Dari 30 juta itu, sebanyak 5 juta nasabah lari ke rentenir yang bisa memberikan bunga 100-500 persen per tahun. Sebanyak 7 juta lainnya pinjam ke kerabat, sanak, dan saudara. Artinya, masih ada 18 juta lainnya yang benar-benar belum tersentuh.
”Holding ultramikro akan mulai masuk menyasar 18 juta nasabah itu,” ujar Sunarso.
Setelah itu, BRI akan mengajak rentenir tersebut menjadi agen resmi holding ultramikro. Mereka akan diwajibkan hanya memberikan kredit melalui holding ultramikro dan menggunakan suku bunga wajar yang telah ditetapkan. Dengan demikian, holding ini akan menjangkau lebih banyak nasabah ultramikro.

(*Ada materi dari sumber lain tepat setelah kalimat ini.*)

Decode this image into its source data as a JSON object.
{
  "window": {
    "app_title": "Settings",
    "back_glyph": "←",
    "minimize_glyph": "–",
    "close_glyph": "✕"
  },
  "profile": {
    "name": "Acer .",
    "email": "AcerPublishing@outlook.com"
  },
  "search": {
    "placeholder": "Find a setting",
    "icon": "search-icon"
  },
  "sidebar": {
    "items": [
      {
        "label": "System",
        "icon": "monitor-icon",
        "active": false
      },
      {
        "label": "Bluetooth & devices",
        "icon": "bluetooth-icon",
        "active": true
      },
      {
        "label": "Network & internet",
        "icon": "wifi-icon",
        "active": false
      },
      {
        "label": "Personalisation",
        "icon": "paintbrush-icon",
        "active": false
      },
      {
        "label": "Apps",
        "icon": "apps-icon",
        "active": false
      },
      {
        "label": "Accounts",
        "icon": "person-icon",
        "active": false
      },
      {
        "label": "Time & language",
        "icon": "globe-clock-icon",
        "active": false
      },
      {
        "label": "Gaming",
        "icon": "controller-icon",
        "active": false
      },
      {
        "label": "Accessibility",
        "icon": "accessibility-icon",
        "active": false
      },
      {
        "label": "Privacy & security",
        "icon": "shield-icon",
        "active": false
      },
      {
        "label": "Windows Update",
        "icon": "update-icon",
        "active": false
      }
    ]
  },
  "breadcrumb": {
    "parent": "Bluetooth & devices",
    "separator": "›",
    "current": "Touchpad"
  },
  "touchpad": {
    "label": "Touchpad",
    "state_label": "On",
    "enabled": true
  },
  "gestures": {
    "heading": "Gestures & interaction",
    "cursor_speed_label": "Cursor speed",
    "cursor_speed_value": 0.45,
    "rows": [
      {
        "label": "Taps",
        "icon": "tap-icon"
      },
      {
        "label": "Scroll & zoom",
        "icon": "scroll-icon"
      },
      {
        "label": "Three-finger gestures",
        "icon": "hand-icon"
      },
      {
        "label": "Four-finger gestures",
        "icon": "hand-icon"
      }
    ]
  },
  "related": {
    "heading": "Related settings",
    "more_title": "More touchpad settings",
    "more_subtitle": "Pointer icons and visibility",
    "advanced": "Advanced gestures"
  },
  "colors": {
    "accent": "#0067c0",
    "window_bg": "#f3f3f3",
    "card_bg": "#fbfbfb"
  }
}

Staf Ahli Bidang Produktivitas dan Daya Saing Kementerian Koperasi dan UKM Yulius menjelaskan, selama ini ada kesenjangan antara lembaga keuangan dan pedagang ultramikro. Ini disebabkan nasabah ultramikro tidak melakukan pencatatan yang jelas soal omzet dan belanja bahan baku. Di sisi lain, lembaga keuangan memerlukan data tersebut untuk menimbang apakah pedagang itu bisa menjadi debitor atau tidak.
”Kesenjangan ini diharapkan bisa diisi oleh holding ultramikro ini,” ujar Yulius.
Bantuan pemerintah
Selain membentuk holding ultramikro, pemerintah juga memberikan bantuan subsidi kredit usaha rakyat (KUR) yang tahun ini dianggarkan sebesar Rp 373 triliun. Jumlah ini meningkat dibandingkan dengan tahun lalu yang sebesar Rp 285 triliun.
”Bantuan subsidi KUR ini untuk menurunkan biaya bunga sehingga bunganya lebih ringan,” ujar Menteri Koordinator Bidang Perekonomian Airlangga Hartarto.
Sementara itu, Menteri Keuangan Sri Mulyani mengatakan, APBN 2022 juga masih memberikan alokasi khusus bantuan ke segmen UMKM dalam anggaran Pemulihan Ekonomi Nasional. Tahun ini anggaran ke segmen UMKM mencapai Rp 117,3 triliun, menurun dibandingkan dengan tahun lalu yang sebesar Rp 157,7 triliun.